One of our students, Ditsuhi Iskandaryan, had a paper accepted at one of the Agile 2017 workshops, and went to the Netherlands to present her work. Read her experience below:

I had an opportunity to participate and present in Agile 2017 conference (Wageningen 9-12 May, The Netherlands). It is an annual conference on Geographical Information Science. The theme of the conference for this year was ‘Societal Geo-Innovation’ which was aimed at contributing to the first 5 goals among the 17 sustainable development goals set by United Nations. In line with the theme of the conference, I presented my work on Open Data and Disaster Management. There has been a surge of attention on Open data recognizing its potential to add transparency in many disciplines as well as play a vital role in disaster management. I had a very productive time in the conference as I got an opportunity to get exposure to new developments in GI science as well as meet experts from different countries. I am sure this workshop is one of the important steps of my career.

 

Another student, Raquel Martin-Pozuelo Ojalbo, also had a paper accepted at one of the Agile 2017 workshops, and went to the Netherlands to present her work. Read her experience below:

On 9th of May I presented one paper called “Open Data of Crime: A review of Spanish Open Data Portals” in Wageningen, Netherlands. I present this paper within “Open data for Open Cities” workshop in theAgile 2017 conference.
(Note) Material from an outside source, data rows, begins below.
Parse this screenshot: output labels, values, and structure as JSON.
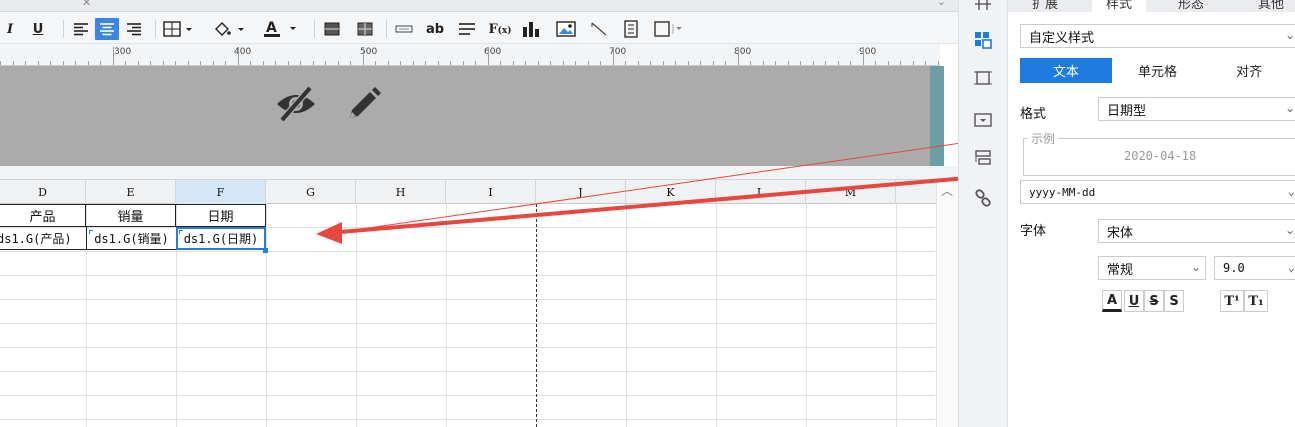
{
  "ruler": {
    "labels": [
      "300",
      "400",
      "500",
      "600",
      "700",
      "800",
      "900"
    ]
  },
  "columns": [
    "D",
    "E",
    "F",
    "G",
    "H",
    "I",
    "J",
    "K",
    "L",
    "M"
  ],
  "table": {
    "headers": [
      "产品",
      "销量",
      "日期"
    ],
    "cells": [
      "ds1.G(产品)",
      "ds1.G(销量)",
      "ds1.G(日期)"
    ]
  },
  "panel": {
    "tabs": [
      "扩展",
      "样式",
      "形态",
      "其他"
    ],
    "style_select": "自定义样式",
    "subtabs": [
      "文本",
      "单元格",
      "对齐"
    ],
    "format_label": "格式",
    "format_value": "日期型",
    "sample_legend": "示例",
    "sample_value": "2020-04-18",
    "pattern_value": "yyyy-MM-dd",
    "font_label": "字体",
    "font_value": "宋体",
    "font_style": "常规",
    "font_size": "9.0",
    "format_buttons": [
      "A",
      "U",
      "S",
      "S",
      "T¹",
      "T₁"
    ]
  },
  "colors": {
    "accent": "#1e7ce0",
    "arrow": "#e8473f",
    "band": "#ababab"
  },
  "icons": {
    "toolbar": [
      "italic-icon",
      "underline-icon",
      "align-left-icon",
      "align-center-icon",
      "align-right-icon",
      "border-icon",
      "fill-color-icon",
      "font-color-icon",
      "merge-icon",
      "unmerge-icon",
      "textbox-icon",
      "ab-icon",
      "text-wrap-icon",
      "formula-icon",
      "chart-icon",
      "image-icon",
      "diagonal-icon",
      "subreport-icon",
      "more-icon"
    ],
    "rail": [
      "cell-element-icon",
      "cell-attribute-icon",
      "border-icon",
      "widget-icon",
      "condition-icon",
      "hyperlink-icon"
    ]
  }
}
It was a very good opportunity to show to all the Open Data Community the barriers that we can find if we are interested in work with crime data in Spain. Sometimes finding data, if experience is missing, is a bit hard, but is much harder when you need to use this data and sometimes the data is not exactly about crime. The data is not about crime reported by police but is the condemned crime with data extracted from courts. This data is not the same from the point of view of a criminologist and their analysis have different objectives.

We can find some more problems for example; the spatial data offered is not enough to do deep analysis, the rejection of your request of crime data because the hermetic of the police forces, the data protection existing without taking into account the spectrum of data. Some professionals that must deal daily with these data as criminologist or crime analysist do not have a special consideration or treatment distinct to other normal user or citizen. Also, the figure of these professionals in Spain already does not exist, and to give them a special access to crime data and creating new jobs and positions could be a benefit for the government policy and police forces because their knowledge of criminality.

The speech had a good welcome and created an interesting discussion between all the people present, trying to give ideas in order to find some solutions and eliminate the barriers that we, as professionals that need to use crime data, can face daily.